Joints: It was a metaphor.
Aiden: Understood. However, it’s my opinion that an instrument is only as good or bad as the person who plays it.
Joints: So… you’re saying… I suck?
Aiden: Your words, not mine. Of course, you could prove me wrong…
Aiden: You should totally come to the band room and play with us.
Joints: I… I’m not sure about that.
Aiden: Ezra is asking you… I’m telling you. Come with us.
Joints: Not today.
Aiden: Disappointing.
Ezra: If you ever change your mind, you know where to find us.
Later, as you leave school, you bump into Caleb and Emma, who are chatting by the curb.
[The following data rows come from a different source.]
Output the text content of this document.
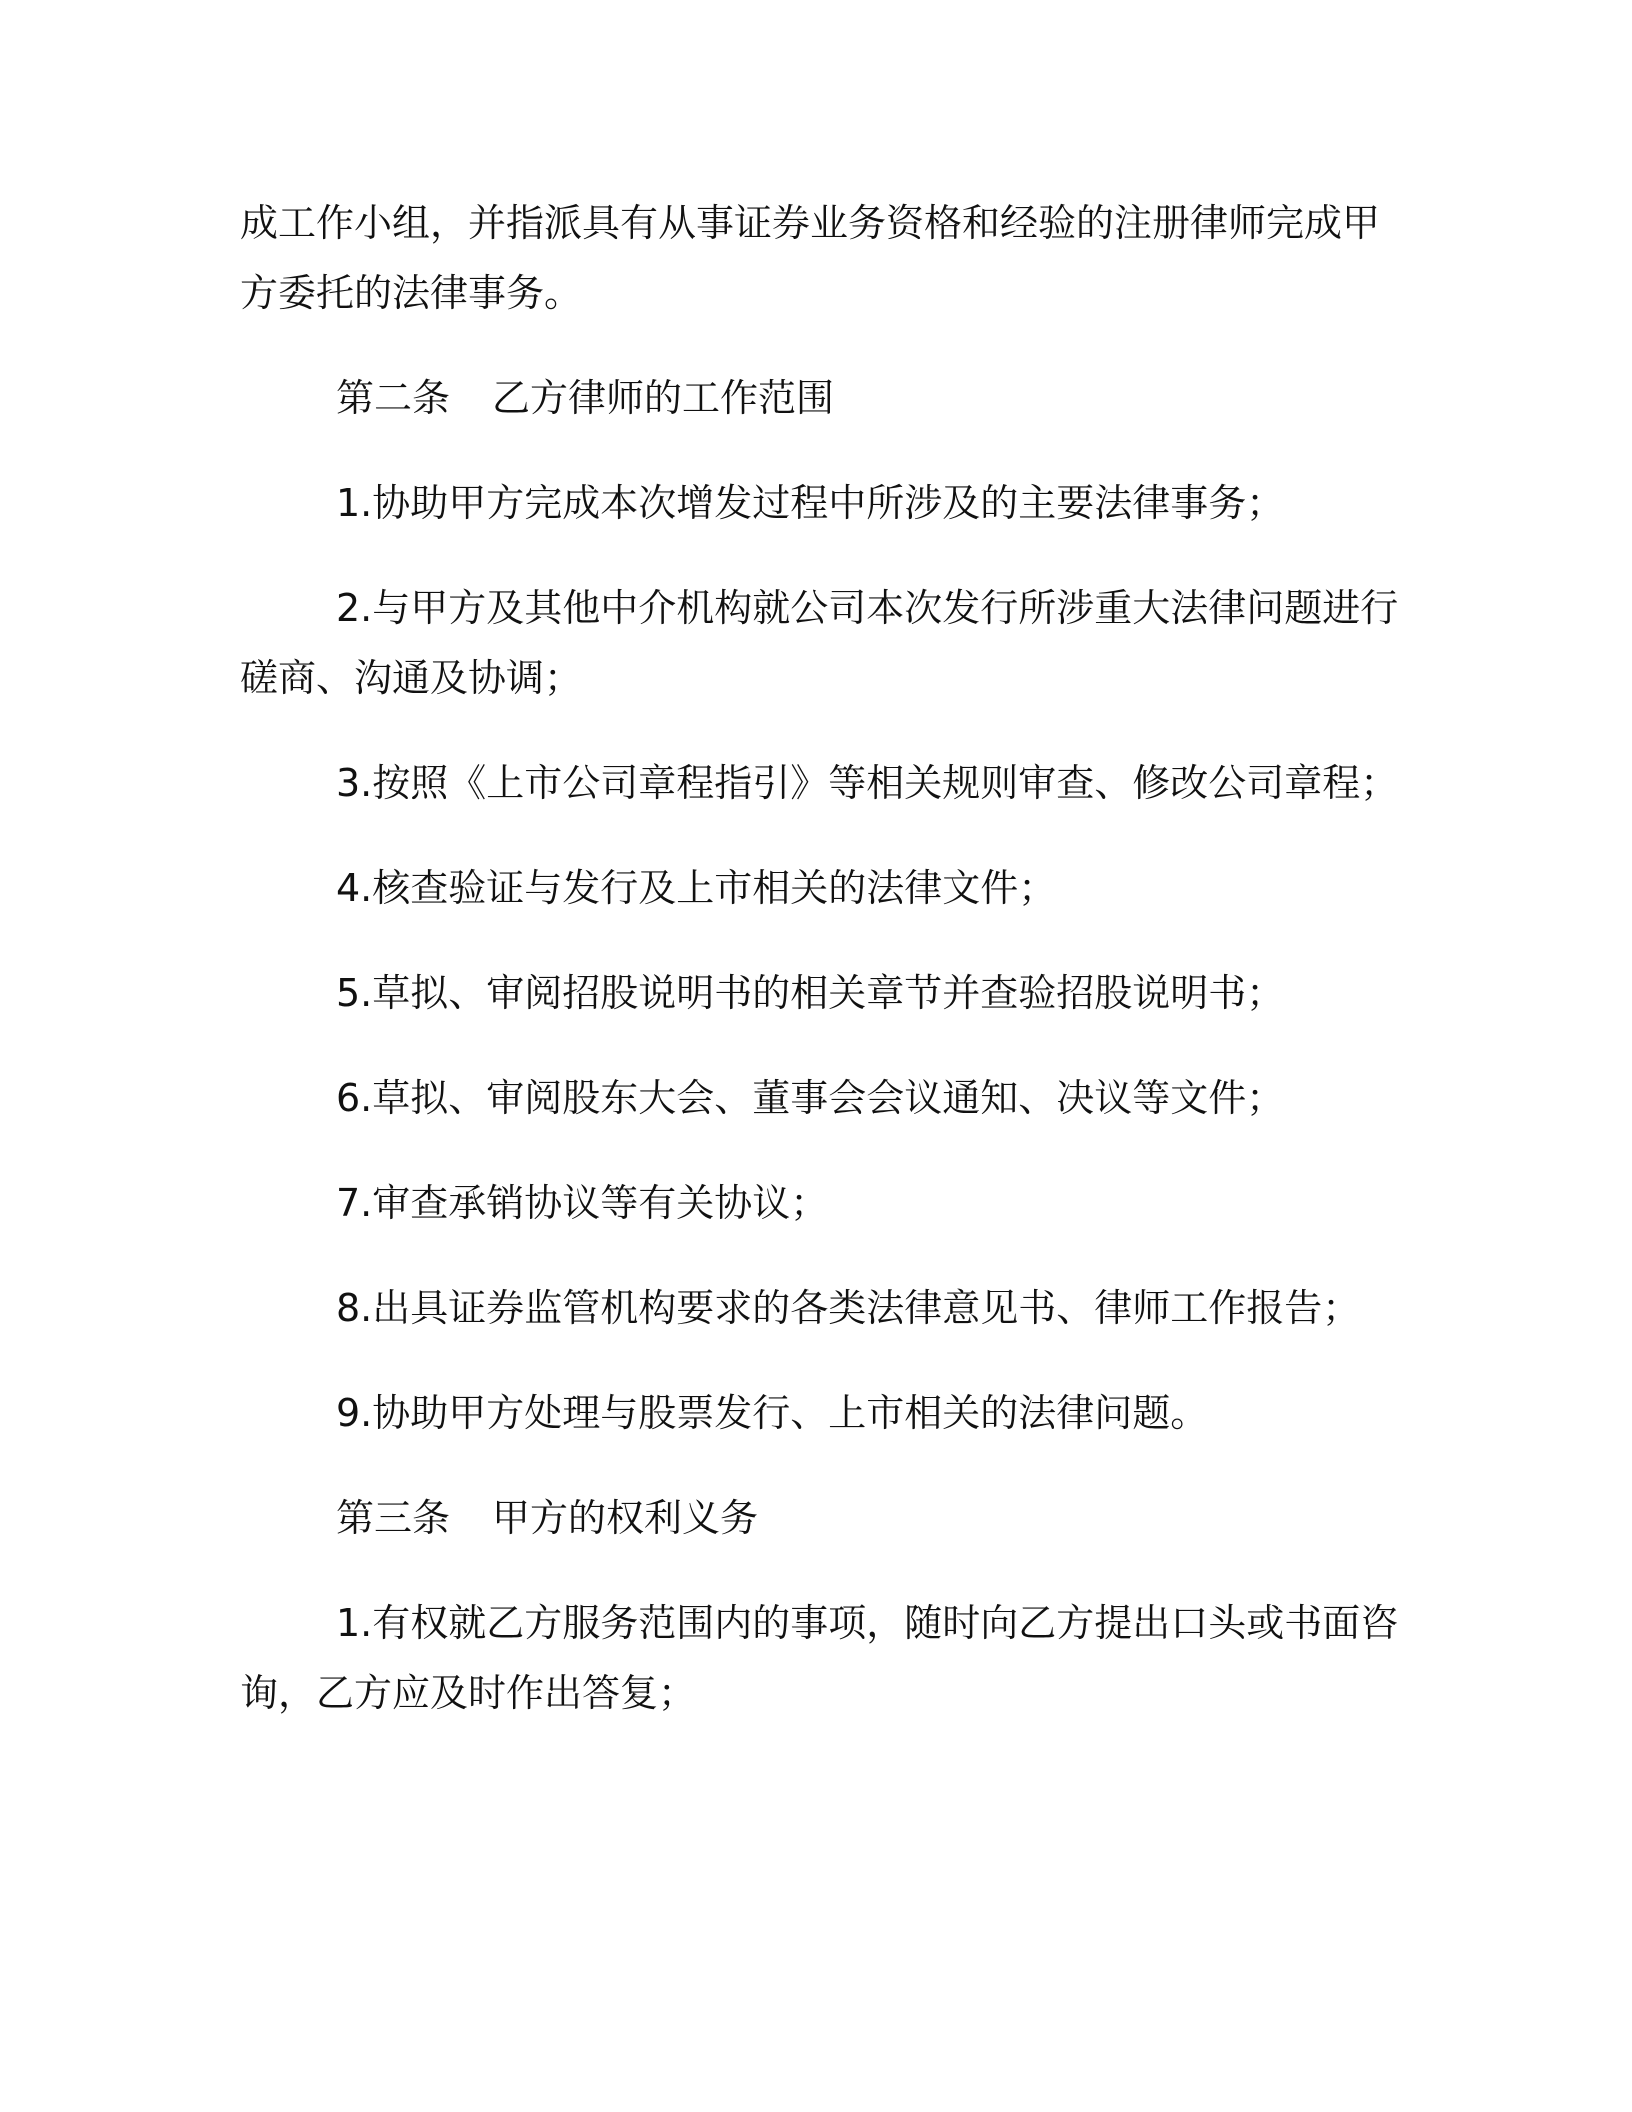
成工作小组，并指派具有从事证券业务资格和经验的注册律师完成甲
方委托的法律事务。
第二条 乙方律师的工作范围
1.协助甲方完成本次增发过程中所涉及的主要法律事务；
2.与甲方及其他中介机构就公司本次发行所涉重大法律问题进行
磋商、沟通及协调；
3.按照《上市公司章程指引》等相关规则审查、修改公司章程；
4.核查验证与发行及上市相关的法律文件；
5.草拟、审阅招股说明书的相关章节并查验招股说明书；
6.草拟、审阅股东大会、董事会会议通知、决议等文件；
7.审查承销协议等有关协议；
8.出具证券监管机构要求的各类法律意见书、律师工作报告；
9.协助甲方处理与股票发行、上市相关的法律问题。
第三条 甲方的权利义务
1.有权就乙方服务范围内的事项，随时向乙方提出口头或书面咨
询，乙方应及时作出答复；
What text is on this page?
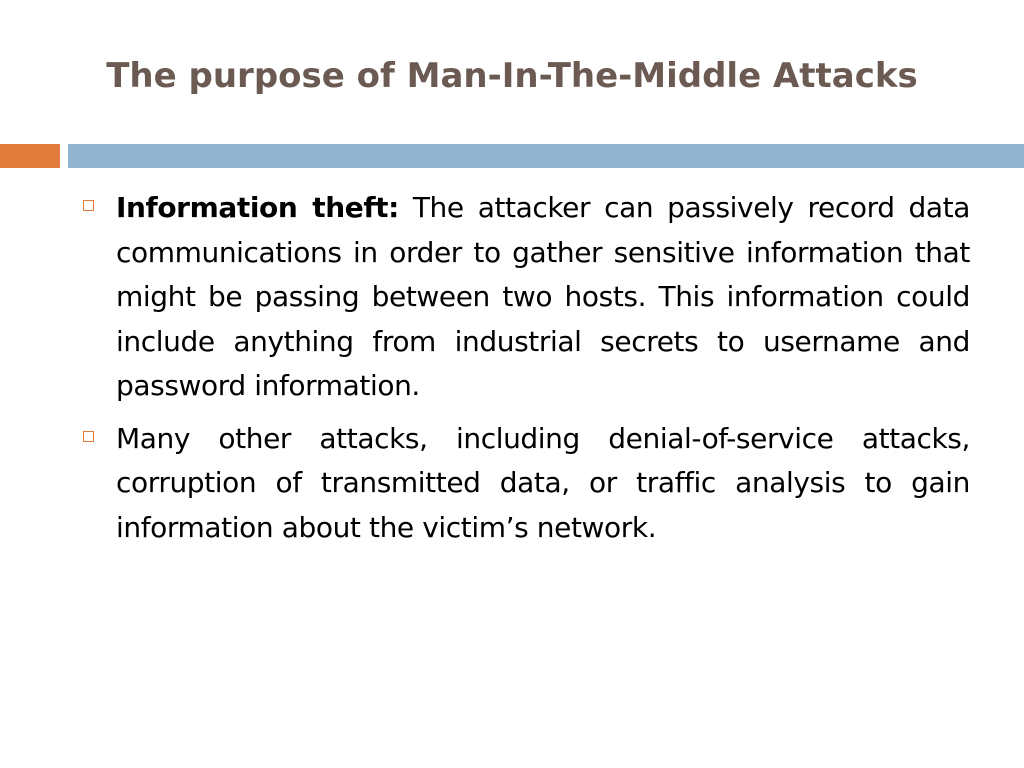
The purpose of Man-In-The-Middle Attacks
Information theft: The attacker can passively record data communications in order to gather sensitive information that might be passing between two hosts. This information could include anything from industrial secrets to username and password information.
Many other attacks, including denial-of-service attacks, corruption of transmitted data, or traffic analysis to gain information about the victim’s network.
Caleb: … And I just wanted to say, I’m sorry about Brian. He’s got… a weird sense of humor.
Emma: Yeah… definitely.
Caleb turns toward you.
Caleb: Same goes for you, Joints. I mean… he and I have been friends forever. But sometimes, it gets old, apologizing for him.
Joints: In that case, maybe you should get better friends.
Caleb: He’s been my best bud since elementary school. I don’t agree with the way he acts sometimes, but I can’t just unfriend him. That’s not me.
Joints: I guess loyalty counts for something.
Caleb: To me, loyalty counts for everything.
Just then, a sports jeep pulls up to the curb. The driver hops out and throws her arms around Caleb, planting a kiss on his lips.
Zoe: There you are! Come on. You owe me an early dinner before we hit this party.
Caleb: I was just finishing a conversation with--
Zoe: Would you seriously rather sit around chatting with these two losers, instead of taking me on a date? You promised me.
Caleb: I know. I know.
Zoe: Now come on! We’d better eat fast. I’m going to need at least an hour and a half to get ready for Brian’s party.
Caleb: See you guys later…
A few seconds later, the jeep pulls out, leaving you and Emma alone on the curb.
Emma: Can you believe her?
Joints: I know! She’s so hot!
Emma: Yeah… she’s gorgeous. There’s no way someone like me could ever compete with her.
Joints: Whoa, whoa. That’s not what I said! Sure, Zoe is hot… but that’s not everything.
Emma: It sure seems to matter to most guys… Face it. Nice girls finish last.
Joints: In that case… maybe you need to get a little bad.
Emma: What are you suggesting?
Joints: I’m saying who cares that we didn’t get invited to Brian’s party? We’re crashing it… together!